Health Probes¶

Probes tell Kubernetes when a container is ready for traffic and when it should be restarted.

Well-designed probes reduce outages during deploys, restarts, and dependency failures.

Probe types¶

Startup probe: gate for slow-starting applications
Readiness probe: controls service endpoint inclusion
Liveness probe: restarts containers that are stuck or unhealthy

How probes interact¶

sequenceDiagram
    participant K as kubelet
    participant SP as startupProbe
    participant RP as readinessProbe
    participant LP as livenessProbe
    participant SVC as Service endpoint

    K->>SP: poll every periodSeconds
    SP-->>K: success
    Note over SP: startup probe stops
    K->>RP: poll every periodSeconds
    K->>LP: poll every periodSeconds
    RP-->>K: success → pod added to Service
    SVC-->>K: traffic flows
    LP-->>K: failure × failureThreshold
    K->>K: restart container

While the startup probe is active, readiness and liveness probes are paused. This prevents premature restarts during slow initialization.

Recommended usage model¶

Use startup probes for apps with non-trivial boot time. Give failureThreshold × periodSeconds enough runway -- for a 2-minute boot, use failureThreshold: 24, periodSeconds: 5 (2-minute window).
Use readiness probes for dependency-aware traffic gating. Only report ready when all dependencies (DB connections, cache warmup) are confirmed.
Use liveness probes for deadlock or permanent failure detection.

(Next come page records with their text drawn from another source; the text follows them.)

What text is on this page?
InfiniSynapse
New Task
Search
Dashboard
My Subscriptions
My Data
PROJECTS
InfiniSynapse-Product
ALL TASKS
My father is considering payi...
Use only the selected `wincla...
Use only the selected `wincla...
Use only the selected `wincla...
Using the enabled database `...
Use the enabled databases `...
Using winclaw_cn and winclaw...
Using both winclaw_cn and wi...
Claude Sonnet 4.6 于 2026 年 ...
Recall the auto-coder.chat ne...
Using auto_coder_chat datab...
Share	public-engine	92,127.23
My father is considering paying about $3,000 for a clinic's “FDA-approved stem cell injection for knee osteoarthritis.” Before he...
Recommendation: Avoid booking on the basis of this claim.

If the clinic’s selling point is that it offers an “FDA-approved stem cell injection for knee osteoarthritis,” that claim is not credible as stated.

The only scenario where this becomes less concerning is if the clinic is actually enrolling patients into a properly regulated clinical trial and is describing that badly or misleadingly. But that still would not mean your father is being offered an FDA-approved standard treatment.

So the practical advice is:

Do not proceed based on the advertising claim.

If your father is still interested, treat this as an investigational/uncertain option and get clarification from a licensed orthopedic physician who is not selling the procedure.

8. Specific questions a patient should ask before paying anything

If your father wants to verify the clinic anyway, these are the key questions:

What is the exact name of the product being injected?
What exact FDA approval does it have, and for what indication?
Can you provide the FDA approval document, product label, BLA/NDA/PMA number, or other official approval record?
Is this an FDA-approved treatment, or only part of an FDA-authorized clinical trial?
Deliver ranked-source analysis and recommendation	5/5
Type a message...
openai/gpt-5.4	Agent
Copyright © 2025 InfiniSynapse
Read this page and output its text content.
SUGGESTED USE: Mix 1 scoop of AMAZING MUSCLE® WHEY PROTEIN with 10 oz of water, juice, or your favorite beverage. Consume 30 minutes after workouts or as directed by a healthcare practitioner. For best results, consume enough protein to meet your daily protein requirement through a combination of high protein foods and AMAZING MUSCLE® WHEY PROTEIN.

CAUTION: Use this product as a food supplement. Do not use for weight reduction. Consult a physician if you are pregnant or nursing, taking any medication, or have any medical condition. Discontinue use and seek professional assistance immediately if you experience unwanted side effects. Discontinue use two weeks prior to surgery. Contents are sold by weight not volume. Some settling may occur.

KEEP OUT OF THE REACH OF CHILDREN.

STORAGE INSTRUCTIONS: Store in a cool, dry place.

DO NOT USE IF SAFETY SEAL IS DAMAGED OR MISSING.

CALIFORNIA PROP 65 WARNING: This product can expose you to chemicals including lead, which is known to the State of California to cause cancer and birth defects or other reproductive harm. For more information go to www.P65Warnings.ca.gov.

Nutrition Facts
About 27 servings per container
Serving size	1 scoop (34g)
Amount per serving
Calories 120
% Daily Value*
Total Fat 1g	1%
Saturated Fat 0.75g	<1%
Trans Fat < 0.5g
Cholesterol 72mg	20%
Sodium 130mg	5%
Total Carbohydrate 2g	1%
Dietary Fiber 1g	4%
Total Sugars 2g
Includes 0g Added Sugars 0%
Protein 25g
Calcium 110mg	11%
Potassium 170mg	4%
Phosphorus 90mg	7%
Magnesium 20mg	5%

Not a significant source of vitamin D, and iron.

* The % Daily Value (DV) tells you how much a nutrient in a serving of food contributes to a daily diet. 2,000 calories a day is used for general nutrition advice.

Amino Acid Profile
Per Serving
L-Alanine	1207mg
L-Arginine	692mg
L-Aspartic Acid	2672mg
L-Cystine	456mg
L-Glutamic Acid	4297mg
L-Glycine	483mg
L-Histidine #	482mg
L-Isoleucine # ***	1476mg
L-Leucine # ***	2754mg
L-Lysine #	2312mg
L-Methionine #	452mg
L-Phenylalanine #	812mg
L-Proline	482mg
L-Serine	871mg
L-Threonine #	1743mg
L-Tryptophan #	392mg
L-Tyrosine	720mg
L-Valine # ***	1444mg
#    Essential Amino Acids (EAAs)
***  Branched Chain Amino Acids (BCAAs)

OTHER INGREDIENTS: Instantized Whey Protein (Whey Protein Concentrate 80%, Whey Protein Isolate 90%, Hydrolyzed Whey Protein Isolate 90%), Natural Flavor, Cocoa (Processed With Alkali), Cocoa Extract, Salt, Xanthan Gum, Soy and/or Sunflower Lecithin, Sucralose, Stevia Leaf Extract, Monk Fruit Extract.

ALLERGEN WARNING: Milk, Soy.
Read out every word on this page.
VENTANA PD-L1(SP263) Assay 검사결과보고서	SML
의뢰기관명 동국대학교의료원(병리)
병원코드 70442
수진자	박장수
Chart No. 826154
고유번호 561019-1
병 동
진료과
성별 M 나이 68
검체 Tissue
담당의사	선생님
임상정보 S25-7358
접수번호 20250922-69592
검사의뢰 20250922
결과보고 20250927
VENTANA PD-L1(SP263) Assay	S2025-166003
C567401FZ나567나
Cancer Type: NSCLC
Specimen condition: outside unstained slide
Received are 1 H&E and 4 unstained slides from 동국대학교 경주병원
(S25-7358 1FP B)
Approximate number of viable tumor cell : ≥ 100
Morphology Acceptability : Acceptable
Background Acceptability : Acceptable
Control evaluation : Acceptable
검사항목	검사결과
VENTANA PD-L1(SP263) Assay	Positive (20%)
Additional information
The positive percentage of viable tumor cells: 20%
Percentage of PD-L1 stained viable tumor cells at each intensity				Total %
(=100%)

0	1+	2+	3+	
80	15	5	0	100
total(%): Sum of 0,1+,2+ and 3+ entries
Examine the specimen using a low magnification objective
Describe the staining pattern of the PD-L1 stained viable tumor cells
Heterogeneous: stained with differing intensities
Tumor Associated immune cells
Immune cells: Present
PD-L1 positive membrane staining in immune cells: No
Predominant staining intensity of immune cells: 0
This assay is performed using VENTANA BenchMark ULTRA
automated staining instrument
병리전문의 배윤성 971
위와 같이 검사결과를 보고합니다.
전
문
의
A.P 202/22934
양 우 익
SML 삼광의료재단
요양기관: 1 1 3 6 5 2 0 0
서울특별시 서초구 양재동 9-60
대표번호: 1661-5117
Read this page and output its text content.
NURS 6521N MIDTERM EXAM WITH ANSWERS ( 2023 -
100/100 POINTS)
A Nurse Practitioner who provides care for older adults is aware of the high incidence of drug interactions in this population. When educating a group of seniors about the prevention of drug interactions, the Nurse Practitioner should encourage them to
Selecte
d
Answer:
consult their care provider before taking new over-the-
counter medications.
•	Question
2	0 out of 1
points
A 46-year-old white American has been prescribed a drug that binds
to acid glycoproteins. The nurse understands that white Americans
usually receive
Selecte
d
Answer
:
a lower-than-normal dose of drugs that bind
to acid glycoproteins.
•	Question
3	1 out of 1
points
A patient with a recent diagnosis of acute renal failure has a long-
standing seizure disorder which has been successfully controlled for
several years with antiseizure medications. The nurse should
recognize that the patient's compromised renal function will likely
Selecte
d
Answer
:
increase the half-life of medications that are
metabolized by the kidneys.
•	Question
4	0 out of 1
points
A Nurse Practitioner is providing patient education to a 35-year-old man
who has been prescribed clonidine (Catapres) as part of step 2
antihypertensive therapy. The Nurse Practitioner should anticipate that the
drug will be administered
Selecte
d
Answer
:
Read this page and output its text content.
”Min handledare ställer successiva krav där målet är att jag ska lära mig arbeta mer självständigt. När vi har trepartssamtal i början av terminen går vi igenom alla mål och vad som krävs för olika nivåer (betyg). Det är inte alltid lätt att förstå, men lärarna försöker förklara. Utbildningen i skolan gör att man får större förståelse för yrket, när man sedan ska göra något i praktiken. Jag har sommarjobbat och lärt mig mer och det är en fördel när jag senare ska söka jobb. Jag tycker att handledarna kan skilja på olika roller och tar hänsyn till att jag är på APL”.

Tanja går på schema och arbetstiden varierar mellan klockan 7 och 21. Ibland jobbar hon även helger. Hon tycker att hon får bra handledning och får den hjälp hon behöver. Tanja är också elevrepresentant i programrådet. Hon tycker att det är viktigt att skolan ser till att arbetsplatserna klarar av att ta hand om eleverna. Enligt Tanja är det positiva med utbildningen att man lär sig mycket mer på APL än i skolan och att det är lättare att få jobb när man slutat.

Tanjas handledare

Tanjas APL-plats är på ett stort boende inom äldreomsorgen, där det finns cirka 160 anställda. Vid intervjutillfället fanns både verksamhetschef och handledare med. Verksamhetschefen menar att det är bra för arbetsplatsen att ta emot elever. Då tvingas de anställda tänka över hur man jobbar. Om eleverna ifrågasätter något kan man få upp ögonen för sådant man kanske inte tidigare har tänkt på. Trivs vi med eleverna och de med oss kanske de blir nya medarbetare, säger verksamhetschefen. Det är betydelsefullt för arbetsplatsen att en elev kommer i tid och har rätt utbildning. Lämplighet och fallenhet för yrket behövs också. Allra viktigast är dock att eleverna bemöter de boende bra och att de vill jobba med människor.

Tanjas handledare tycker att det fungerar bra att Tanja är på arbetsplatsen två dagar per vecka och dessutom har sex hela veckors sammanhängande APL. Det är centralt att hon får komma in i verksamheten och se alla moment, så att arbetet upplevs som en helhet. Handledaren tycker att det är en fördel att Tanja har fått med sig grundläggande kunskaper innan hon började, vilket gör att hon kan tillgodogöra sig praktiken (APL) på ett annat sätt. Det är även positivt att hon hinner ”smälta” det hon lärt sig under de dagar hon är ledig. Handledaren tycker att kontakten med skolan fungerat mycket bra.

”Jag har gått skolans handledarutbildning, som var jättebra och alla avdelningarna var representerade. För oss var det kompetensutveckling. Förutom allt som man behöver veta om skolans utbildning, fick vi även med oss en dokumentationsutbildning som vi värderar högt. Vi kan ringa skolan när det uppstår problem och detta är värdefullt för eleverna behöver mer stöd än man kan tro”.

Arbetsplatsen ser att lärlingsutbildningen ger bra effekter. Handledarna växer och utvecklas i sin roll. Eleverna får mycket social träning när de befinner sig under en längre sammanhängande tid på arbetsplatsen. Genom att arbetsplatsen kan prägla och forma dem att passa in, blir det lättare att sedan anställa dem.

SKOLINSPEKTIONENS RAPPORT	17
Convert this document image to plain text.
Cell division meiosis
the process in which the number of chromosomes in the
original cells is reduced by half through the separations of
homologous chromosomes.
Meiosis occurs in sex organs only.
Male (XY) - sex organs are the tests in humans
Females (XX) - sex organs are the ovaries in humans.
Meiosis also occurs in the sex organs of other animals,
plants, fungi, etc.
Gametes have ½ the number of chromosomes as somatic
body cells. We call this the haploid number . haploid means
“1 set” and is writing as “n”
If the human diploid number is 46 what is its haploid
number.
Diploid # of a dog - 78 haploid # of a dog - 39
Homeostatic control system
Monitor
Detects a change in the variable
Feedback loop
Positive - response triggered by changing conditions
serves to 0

Keep them simple -- a failed HTTP 200 from /healthz is enough.

Example configuration¶

apiVersion: apps/v1
kind: Deployment
metadata:
  name: web
spec:
  replicas: 2
  selector:
    matchLabels:
      app: web
  template:
    metadata:
      labels:
        app: web
    spec:
      containers:
        - name: web
          image: ghcr.io/example/web:v3.0.0
          ports:
            - containerPort: 8080
          startupProbe:
            httpGet:
              path: /startup
              port: 8080
            periodSeconds: 5
            failureThreshold: 24
          readinessProbe:
            httpGet:
              path: /ready
              port: 8080
            periodSeconds: 5
            timeoutSeconds: 2
            failureThreshold: 3
          livenessProbe:
            httpGet:
              path: /healthz
              port: 8080
            periodSeconds: 10
            timeoutSeconds: 2
            failureThreshold: 3

Probe mechanism options¶

HTTP GET: best default for web APIs
TCP socket: useful for non-HTTP services
Exec: last resort for process-level checks
gRPC health check: preferred for gRPC services that implement the protocol

Common probe mistakes¶

liveness checks that depend on external services
aggressive timeouts that fail under normal load spikes
missing startup probes for applications with long initialization
readiness endpoints that report healthy before dependencies are actually ready

Troubleshooting¶

kubectl describe pod <pod-name>
kubectl get events -A --sort-by=.metadata.creationTimestamp
kubectl logs <pod-name> --previous

Probe failures appear clearly in pod events. Start there before changing YAML.

Summary¶

Startup, readiness, and liveness probes serve different goals. When tuned correctly, they protect reliability during rollouts and failures.